Garner hatte sogar kommentiert, wie atemberaubend Brocks Augen waren.

Brock verbannte die Gedanken an den Vampir und betrachtete die Behälter. „Ich habe dich erst am Dienstagabend erwartet“, sagte er und erinnerte seine Mutter subtil daran, dass es Sonntag war.
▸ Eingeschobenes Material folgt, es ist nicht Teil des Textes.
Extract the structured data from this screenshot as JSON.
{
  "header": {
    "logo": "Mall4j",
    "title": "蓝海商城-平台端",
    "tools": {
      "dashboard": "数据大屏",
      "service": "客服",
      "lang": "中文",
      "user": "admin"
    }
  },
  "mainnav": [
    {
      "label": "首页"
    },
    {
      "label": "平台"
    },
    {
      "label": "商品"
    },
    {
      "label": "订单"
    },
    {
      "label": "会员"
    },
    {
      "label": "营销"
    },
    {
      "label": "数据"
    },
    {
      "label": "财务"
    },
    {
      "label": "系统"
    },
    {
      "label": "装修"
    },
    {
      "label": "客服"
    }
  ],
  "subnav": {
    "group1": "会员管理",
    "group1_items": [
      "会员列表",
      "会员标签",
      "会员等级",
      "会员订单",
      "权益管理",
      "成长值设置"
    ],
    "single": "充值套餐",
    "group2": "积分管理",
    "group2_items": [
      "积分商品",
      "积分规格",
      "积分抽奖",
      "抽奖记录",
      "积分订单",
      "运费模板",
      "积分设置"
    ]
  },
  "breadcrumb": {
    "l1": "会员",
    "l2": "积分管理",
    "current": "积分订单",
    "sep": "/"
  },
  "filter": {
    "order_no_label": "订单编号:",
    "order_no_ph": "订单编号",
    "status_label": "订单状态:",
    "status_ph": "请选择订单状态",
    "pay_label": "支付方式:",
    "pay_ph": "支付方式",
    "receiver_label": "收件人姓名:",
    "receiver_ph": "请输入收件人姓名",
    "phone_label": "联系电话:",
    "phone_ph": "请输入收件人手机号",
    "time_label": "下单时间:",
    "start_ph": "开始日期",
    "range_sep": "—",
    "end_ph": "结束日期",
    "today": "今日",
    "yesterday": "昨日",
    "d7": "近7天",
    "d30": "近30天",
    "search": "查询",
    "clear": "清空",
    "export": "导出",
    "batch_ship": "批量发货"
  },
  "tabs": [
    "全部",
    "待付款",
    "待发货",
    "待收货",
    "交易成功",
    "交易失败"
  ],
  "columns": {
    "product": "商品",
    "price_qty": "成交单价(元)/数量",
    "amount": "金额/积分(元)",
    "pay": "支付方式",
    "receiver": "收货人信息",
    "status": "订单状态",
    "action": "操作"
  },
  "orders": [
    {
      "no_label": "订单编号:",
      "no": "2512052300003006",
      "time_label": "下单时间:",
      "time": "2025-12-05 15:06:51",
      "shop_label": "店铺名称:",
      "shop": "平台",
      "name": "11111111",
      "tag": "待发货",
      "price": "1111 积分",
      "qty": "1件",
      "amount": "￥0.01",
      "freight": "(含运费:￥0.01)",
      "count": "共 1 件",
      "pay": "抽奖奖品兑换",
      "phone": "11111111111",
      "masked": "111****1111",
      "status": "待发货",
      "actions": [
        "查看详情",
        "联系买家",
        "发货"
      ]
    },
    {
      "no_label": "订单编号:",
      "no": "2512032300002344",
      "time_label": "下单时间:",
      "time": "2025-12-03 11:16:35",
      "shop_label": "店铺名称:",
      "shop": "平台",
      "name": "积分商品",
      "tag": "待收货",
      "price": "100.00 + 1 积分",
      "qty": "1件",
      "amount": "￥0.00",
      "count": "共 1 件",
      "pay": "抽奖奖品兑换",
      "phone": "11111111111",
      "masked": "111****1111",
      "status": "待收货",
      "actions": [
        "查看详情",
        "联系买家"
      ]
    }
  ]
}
Warum hatte er ihr noch gleich einen Schlüssel gegeben? „Was ist das alles?“

„Nun, ich habe Kartoffeln für Kartoffelsalat gekocht und mich gefragt, ob du genug zu essen hast“, sagte Meredith und wandte sich wieder den Behältern zu, die sie mitgebracht hatte. „Also habe ich auch ein paar Eier gekocht und Kartoffelsalat und Eiersalat gemacht. Ich weiß, wie sehr du beides magst“, fügte sie strahlend hinzu. „Ich wollte, dass du etwas davon hast, solange sie frisch sind, also habe ich sie rübergebracht.“ Sie zuckte die Achseln. „Ich dachte, wenn du nicht hier wärst, würde ich einfach den Schlüssel benutzen und das Essen in deinem Kühlschrank zurücklassen.“

Meredith nahm den Deckel von dem größeren der beiden Behälter und enthüllte eine riesige Menge Kartoffelsalat. Brock griff bereits nach einer Gabel aus seiner Besteckschublade, als er sah, wie sie den zweiten Deckel abnahm. Darin war der Eiersalat und der schönen goldenen Farbe nach zu schließen wusste er, dass sie extra scharfen Senf verwendet hatte, so wie er es liebte.

„Oh Mann, Mom“, murmelte Brock und stach mit seiner Gabel in den Kartoffelsalat. Er summte, nickte und lächelte anerkennend. Sobald er geschluckt hatte – denn wenn er mit vollem Mund sprach, würde er was zu hören bekommen –, erklärte Brock: „Der ist wunderbar. Vielen Dank.“

„Gerne“, antwortete Meredith mit einem Lächeln. Dann zeigte sie auf die Schüssel und seinen Mund, als er einen weiteren Bissen hineinschaufelte. „Wirst du ihn direkt aus dem Behälter essen oder dir einen Teller holen?“

Brock grinste und zwinkerte seiner Mutter zu. „Ich bin nicht wirklich hungrig, Mom“, sagte er ihr. „Aber dieses Zeug ist zu gut, um drauf zu verzichten, wenn es frisch ist, hungrig oder nicht.“

Meredith warf ihm einen schmaläugigen Blick zu. „Weißt du, wenn du ein nettes Mädchen gefunden und dich niedergelassen hättest, würde ich mir nicht so viele Sorgen um dich machen“, sagte ihm seine Mutter. Sie warf einen Blick auf die Kisten, die an den Wänden aufgereiht standen. „Dies ist wirklich ein schönes Heim. Ein bisschen veraltet“, bemerkte sie. „Aber ganz reizend.“

Brock schluckte den Bissen Kartoffelsalat, den er gerade in den Mund genommen hatte, und legte seine Gabel auf die Theke. Er schloss die Behälter, als er versuchte zu antworten. Dies war nicht das erste Mal, dass seine Mutter wenig subtil angedeutet hatte, dass Brock heiraten und sich niederlassen sollte.

„Ich kann dieses Haus nicht für mich allein behalten, Mom“, sagte Brock und beschloss, das Thema Heiraten und Frau zu meiden.